The major goal of my research is to determine how mRNA degradation contributes to reprogramming the actively translating pool of transcripts during host temperature stress to promote adaptation in the fungal pathogen, Cryptococcus neoformans.
I am also working to identify factors that are involved in the targeting of the major deadenylase, Ccr4, to its mRNA targets during this stress.
Previous work in our laboratory has revealed that specific classes of transcripts undergo tightly controlled and temporally regulated enhanced mRNA degradation in response to host temperature. When mRNA decay is defective, the organism loses ability to thrive at host temperature. My research aims to reveal how this decay promotes a cellular balance of mRNA and allows for translation of newly synthesized, stress-induced transcripts.
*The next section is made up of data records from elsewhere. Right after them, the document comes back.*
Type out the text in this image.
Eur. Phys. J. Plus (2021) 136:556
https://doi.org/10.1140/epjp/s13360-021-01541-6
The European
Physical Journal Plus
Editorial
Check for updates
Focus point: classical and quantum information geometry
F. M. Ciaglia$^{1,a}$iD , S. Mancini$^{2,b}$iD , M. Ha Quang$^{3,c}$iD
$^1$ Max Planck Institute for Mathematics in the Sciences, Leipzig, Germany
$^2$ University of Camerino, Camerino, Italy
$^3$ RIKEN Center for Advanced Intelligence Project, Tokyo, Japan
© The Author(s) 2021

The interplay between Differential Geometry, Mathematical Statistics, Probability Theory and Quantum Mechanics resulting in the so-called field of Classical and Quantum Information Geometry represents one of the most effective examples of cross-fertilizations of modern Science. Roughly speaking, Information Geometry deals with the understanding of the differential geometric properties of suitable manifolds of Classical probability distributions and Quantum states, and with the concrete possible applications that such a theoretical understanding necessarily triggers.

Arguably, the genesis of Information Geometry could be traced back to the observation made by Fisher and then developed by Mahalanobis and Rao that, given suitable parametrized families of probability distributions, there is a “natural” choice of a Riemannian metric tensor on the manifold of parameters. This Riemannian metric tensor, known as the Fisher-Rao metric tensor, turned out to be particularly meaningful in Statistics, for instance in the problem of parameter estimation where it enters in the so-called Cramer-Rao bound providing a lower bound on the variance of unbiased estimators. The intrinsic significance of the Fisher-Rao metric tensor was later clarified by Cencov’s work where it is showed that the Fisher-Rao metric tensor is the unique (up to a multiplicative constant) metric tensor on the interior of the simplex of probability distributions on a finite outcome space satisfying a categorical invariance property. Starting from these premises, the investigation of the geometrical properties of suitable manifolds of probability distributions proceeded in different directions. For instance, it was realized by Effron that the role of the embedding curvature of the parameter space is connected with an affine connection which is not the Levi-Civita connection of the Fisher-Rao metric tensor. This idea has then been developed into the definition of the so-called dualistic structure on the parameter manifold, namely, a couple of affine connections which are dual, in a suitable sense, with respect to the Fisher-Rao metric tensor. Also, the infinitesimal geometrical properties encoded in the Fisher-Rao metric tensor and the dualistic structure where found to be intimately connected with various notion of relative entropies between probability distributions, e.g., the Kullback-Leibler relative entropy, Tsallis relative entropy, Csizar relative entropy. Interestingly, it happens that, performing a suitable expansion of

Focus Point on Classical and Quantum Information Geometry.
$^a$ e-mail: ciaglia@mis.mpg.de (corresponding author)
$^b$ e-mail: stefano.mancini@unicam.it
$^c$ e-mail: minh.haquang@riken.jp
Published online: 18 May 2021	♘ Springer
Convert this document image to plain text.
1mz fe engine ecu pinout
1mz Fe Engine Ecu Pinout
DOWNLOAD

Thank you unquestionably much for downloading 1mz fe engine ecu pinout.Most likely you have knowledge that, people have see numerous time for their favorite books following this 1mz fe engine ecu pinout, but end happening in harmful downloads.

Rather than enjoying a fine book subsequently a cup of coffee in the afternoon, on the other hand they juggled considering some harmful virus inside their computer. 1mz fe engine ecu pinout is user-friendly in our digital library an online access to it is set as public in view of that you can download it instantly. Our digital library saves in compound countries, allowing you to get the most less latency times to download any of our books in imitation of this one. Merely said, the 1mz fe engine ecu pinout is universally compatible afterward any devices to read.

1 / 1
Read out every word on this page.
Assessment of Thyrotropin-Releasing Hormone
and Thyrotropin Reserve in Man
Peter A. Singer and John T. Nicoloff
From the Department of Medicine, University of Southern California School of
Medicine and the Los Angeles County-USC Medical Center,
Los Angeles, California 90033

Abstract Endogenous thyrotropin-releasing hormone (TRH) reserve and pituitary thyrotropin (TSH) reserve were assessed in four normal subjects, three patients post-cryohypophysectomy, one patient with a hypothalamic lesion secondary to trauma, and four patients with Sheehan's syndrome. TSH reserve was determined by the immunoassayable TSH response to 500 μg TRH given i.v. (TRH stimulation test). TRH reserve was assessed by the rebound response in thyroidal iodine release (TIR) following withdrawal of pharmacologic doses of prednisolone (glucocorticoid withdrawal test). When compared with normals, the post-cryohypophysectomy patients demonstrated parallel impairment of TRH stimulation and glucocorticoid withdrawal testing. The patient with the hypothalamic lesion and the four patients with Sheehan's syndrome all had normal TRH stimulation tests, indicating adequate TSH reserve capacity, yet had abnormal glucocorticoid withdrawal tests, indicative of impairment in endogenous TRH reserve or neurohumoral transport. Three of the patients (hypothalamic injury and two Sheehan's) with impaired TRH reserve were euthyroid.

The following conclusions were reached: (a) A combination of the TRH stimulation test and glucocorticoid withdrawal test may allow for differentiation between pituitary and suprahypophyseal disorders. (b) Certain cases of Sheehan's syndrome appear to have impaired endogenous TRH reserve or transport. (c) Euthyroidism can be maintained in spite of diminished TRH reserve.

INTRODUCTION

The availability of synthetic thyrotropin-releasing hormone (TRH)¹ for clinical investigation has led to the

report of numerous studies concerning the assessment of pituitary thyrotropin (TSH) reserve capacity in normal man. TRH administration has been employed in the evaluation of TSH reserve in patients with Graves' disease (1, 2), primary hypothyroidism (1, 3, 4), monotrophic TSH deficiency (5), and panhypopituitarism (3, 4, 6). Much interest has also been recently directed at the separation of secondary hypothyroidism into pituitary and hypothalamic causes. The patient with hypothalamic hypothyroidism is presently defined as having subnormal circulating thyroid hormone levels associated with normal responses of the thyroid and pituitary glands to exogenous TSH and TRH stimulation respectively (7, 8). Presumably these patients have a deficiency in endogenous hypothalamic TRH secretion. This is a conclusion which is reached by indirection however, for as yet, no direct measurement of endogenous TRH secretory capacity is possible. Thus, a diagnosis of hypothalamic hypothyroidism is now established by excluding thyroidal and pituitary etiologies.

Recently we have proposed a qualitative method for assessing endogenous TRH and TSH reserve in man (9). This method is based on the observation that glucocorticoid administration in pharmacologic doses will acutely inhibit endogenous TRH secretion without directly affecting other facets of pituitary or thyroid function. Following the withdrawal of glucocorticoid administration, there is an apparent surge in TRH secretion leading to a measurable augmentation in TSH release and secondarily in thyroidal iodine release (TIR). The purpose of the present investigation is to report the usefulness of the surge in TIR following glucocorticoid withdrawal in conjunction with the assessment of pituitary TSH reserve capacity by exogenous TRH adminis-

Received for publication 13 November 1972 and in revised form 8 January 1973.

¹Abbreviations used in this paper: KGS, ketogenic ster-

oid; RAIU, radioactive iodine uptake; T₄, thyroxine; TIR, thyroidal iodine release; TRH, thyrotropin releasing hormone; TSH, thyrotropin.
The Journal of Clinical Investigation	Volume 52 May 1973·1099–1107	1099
C. neoformans causes a significant amount of death in immunocompromised populations, especially in impoverished areas of the world where medical infrastructure and adequate drugs are lacking. Understanding the mechanisms that allow Cryptococcus to adapt to host stress may reveal important factors that can be targeted by drug therapy.
Deep infections caused by fungi are rare. This is largely due to the inability of most fungi to thrive at host temperature. With environmental temperatures gradually increasing over time, it is proposed that increasing thermotolerance will be acquired and new fungal pathogens will emerge. Understanding the mechanisms that allow current fungal pathogens to adapt to host temperature may give insight to future pathogens.